Transformer-based large language models (LLMs) are very suited for biological sequence data, because of analogies to natural language. Complex relationships can be learned, because a concept of "words" can be generated through tokenization. Training the models with masked token prediction, they learn both token sequence identity and larger sequence context. We developed methodology to interrogate model learning, which is both relevant for the interpretability of the model and to evaluate its potential for specific tasks. We used DNABERT, a DNA language model trained on the human genome with overlapping k-mers as tokens. To gain insight into the model′s learning, we interrogated how the model performs predictions, extracted token embeddings, and defined a fine-tuning benchmarking task to predict the next tokens of different sizes without overlaps. This task evaluates foundation models without interrogating specific genome biology, it does not depend on tokenization strategies, vocabulary size, the dictionary, or the number of training parameters. Lastly, there is no leakage of information from token identity into the prediction task, which makes it particularly useful to evaluate the learning of sequence context. We discovered that the model with overlapping k-mers struggles to learn larger sequence context. Instead, the learned embeddings largely represent token sequence. Still, good performance is achieved for genome-biology-inspired fine-tuning tasks. Models with overlapping tokens may be used for tasks where a larger sequence context is of less relevance, but the token sequence directly represents the desired learning features. This emphasizes the need to interrogate knowledge representation in biological LLMs.

查看原文本刊更多论文

在 DNA 语言模型中区分单词特征和序列上下文

基于变换器的大型语言模型（LLM）非常适合生物序列数据，因为它与自然语言类似。由于可以通过标记化生成 "词 "的概念，因此可以学习复杂的关系。通过屏蔽标记预测来训练模型，它们既能学习标记序列标识，也能学习更大的序列上下文。我们开发了对模型学习进行检验的方法，这既关系到模型的可解释性，也关系到评估其在特定任务中的潜力。我们使用了 DNABERT，这是一个在人类基因组上训练的 DNA 语言模型，以重叠的 k-mers 作为标记。为了深入了解该模型的学习情况，我们询问了该模型是如何进行预测的，提取了标记嵌入，并定义了一个微调基准任务，以预测下一个不同大小、无重叠的标记。这项任务无需询问具体的基因组生物学信息即可评估基础模型，它不依赖于标记化策略、词汇量大小、字典或训练参数的数量。最后，标记身份信息不会泄漏到预测任务中，这使得它对评估序列上下文的学习特别有用。我们发现，具有重叠 k-mers 的模型在学习更大的序列上下文时非常吃力。相反，学习到的嵌入在很大程度上代表了标记序列。不过，在基因组生物学启发的微调任务中，我们还是取得了不错的成绩。具有重叠标记的模型可用于较大序列上下文相关性较低的任务，但标记序列直接代表了所需的学习特征。这就强调了对生物 LLM 中的知识表征进行研究的必要性。

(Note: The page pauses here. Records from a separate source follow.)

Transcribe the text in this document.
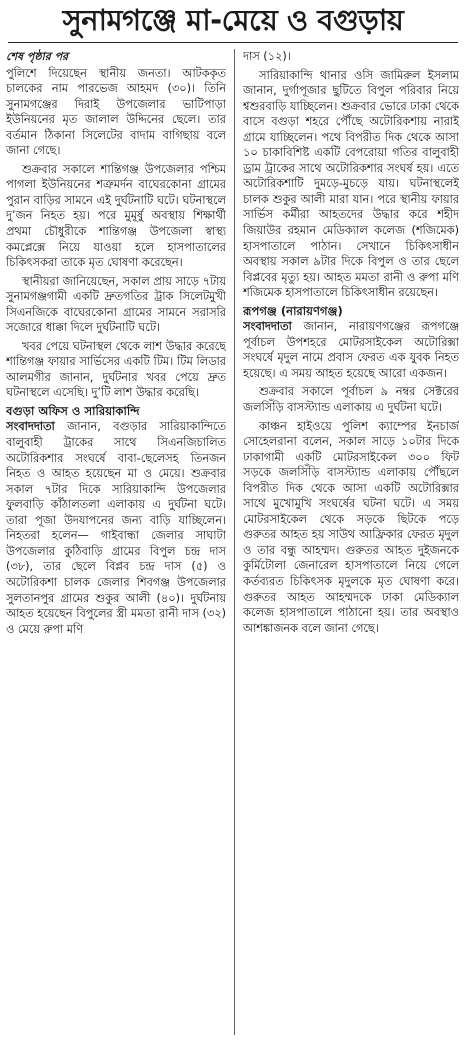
সুনামগঞ্জে মা-মেয়ে ও বগুড়ায়
শেষ পৃষ্ঠার পর

পুলিশে দিয়েছেন স্থানীয় জনতা। আটককৃত চালকের নাম পারভেজ আহমদ (৩০)। তিনি সুনামগঞ্জের দিরাই উপজেলার ভাটিপাড়া ইউনিয়নের মৃত জালাল উদ্দিনের ছেলে। তার বর্তমান ঠিকানা সিলেটের বাদাম বাগিছায় বলে জানা গেছে।

শুক্রবার সকালে শান্তিগঞ্জ উপজেলার পশ্চিম পাগলা ইউনিয়নের শত্রুমর্দন বাঘেরকোনা গ্রামের পুরান বাড়ির সামনে এই দুর্ঘটনাটি ঘটে। ঘটনাস্থলে দু’জন নিহত হয়। পরে মুমূর্ষু অবস্থায় শিক্ষার্থী প্রথমা চৌধুরীকে শান্তিগঞ্জ উপজেলা স্বাস্থ্য কমপ্লেক্সে নিয়ে যাওয়া হলে হাসপাতালের চিকিৎসকরা তাকে মৃত ঘোষণা করেছেন।

স্থানীয়রা জানিয়েছেন, সকাল প্রায় সাড়ে ৭টায় সুনামগঞ্জগামী একটি দ্রুতগতির ট্রাক সিলেটমুখী সিএনজিকে বাঘেরকোনা গ্রামের সামনে সরাসরি সজোরে ধাক্কা দিলে দুর্ঘটনাটি ঘটে।

খবর পেয়ে ঘটনাস্থল থেকে লাশ উদ্ধার করেছে শান্তিগঞ্জ ফায়ার সার্ভিসের একটি টিম। টিম লিডার আলমগীর জানান, দুর্ঘটনার খবর পেয়ে দ্রুত ঘটনাস্থলে এসেছি। দু’টি লাশ উদ্ধার করেছি।

বগুড়া অফিস ও সারিয়াকান্দি

সংবাদদাতা জানান, বগুড়ার সারিয়াকান্দিতে বালুবাহী ট্রাকের সাথে সিএনজিচালিত অটোরিকশার সংঘর্ষে বাবা-ছেলেসহ তিনজন নিহত ও আহত হয়েছেন মা ও মেয়ে। শুক্রবার সকাল ৭টার দিকে সারিয়াকান্দি উপজেলার ফুলবাড়ি কাঁঠালতলা এলাকায় এ দুর্ঘটনা ঘটে। তারা পূজা উদযাপনের জন্য বাড়ি যাচ্ছিলেন। নিহতরা হলেন— গাইবান্ধা জেলার সাঘাটা উপজেলার কুঠিবাড়ি গ্রামের বিপুল চন্দ্র দাস (৩৮), তার ছেলে বিপ্লব চন্দ্র দাস (৫) ও অটোরিকশা চালক জেলার শিবগঞ্জ উপজেলার সুলতানপুর গ্রামের শুকুর আলী (৪০)। দুর্ঘটনায় আহত হয়েছেন বিপুলের স্ত্রী মমতা রানী দাস (৩২) ও মেয়ে রুপা মণি

দাস (১২)।

সারিয়াকান্দি থানার ওসি জামিরুল ইসলাম জানান, দুর্গাপূজার ছুটিতে বিপুল পরিবার নিয়ে শ্বশুরবাড়ি যাচ্ছিলেন। শুক্রবার ভোরে ঢাকা থেকে বাসে বগুড়া শহরে পৌঁছে অটোরিকশায় নারাই গ্রামে যাচ্ছিলেন। পথে বিপরীত দিক থেকে আসা ১০ চাকাবিশিষ্ট একটি বেপরোয়া গতির বালুবাহী ড্রাম ট্রাকের সাথে অটোরিকশার সংঘর্ষ হয়। এতে অটোরিকশাটি দুমড়ে-মুচড়ে যায়। ঘটনাস্থলেই চালক শুকুর আলী মারা যান। পরে স্থানীয় ফায়ার সার্ভিস কর্মীরা আহতদের উদ্ধার করে শহীদ জিয়াউর রহমান মেডিক্যাল কলেজ (শজিমেক) হাসপাতালে পাঠান। সেখানে চিকিৎসাধীন অবস্থায় সকাল ৯টার দিকে বিপুল ও তার ছেলে বিপ্লবের মৃত্যু হয়। আহত মমতা রানী ও রুপা মণি শজিমেক হাসপাতালে চিকিৎসাধীন রয়েছেন।

রূপগঞ্জ (নারায়ণগঞ্জ)

সংবাদদাতা জানান, নারায়ণগঞ্জের রূপগঞ্জে পূর্বাচল উপশহরে মোটরসাইকেল অটোরিক্সা সংঘর্ষে মৃদুল নামে প্রবাস ফেরত এক যুবক নিহত হয়েছে। এ সময় আহত হয়েছে আরো একজন।

শুক্রবার সকালে পূর্বাচল ৯ নম্বর সেক্টরের জলসিঁড়ি বাসস্ট্যান্ড এলাকায় এ দুর্ঘটনা ঘটে।

কাঞ্চন হাইওয়ে পুলিশ ক্যাম্পের ইনচার্জ সোহেলরানা বলেন, সকাল সাড়ে ১০টার দিকে ঢাকাগামী একটি মোটরসাইকেল ৩০০ ফিট সড়কে জলসিঁড়ি বাসস্ট্যান্ড এলাকায় পৌঁছলে বিপরীত দিক থেকে আসা একটি অটোরিক্সার সাথে মুখোমুখি সংঘর্ষের ঘটনা ঘটে। এ সময় মোটরসাইকেল থেকে সড়কে ছিটকে পড়ে গুরুতর আহত হয় সাউথ আফ্রিকার ফেরত মৃদুল ও তার বন্ধু আহম্মদ। গুরুতর আহত দুইজনকে কুর্মিটোলা জেনারেল হাসপাতালে নিয়ে গেলে কর্তব্যরত চিকিৎসক মৃদুলকে মৃত ঘোষণা করে। গুরুতর আহত আহম্মদকে ঢাকা মেডিক্যাল কলেজ হাসপাতালে পাঠানো হয়। তার অবস্থাও আশঙ্কাজনক বলে জানা গেছে।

本文章由计算机程序翻译，如有差异，请以英文原文为准。

求助全文

约1分钟内获得全文求助全文

来源期刊

BMC Bioinformatics 生物-生化研究方法

CiteScore

5.70

自引率

3.30%

发文量

506

审稿时长

4.3 months

期刊介绍： BMC Bioinformatics is an open access, peer-reviewed journal that considers articles on all aspects of the development, testing and novel application of computational and statistical methods for the modeling and analysis of all kinds of biological data, as well as other areas of computational biology. BMC Bioinformatics is part of the BMC series which publishes subject-specific journals focused on the needs of individual research communities across all areas of biology and medicine. We offer an efficient, fair and friendly peer review service, and are committed to publishing all sound science, provided that there is some advance in knowledge presented by the work.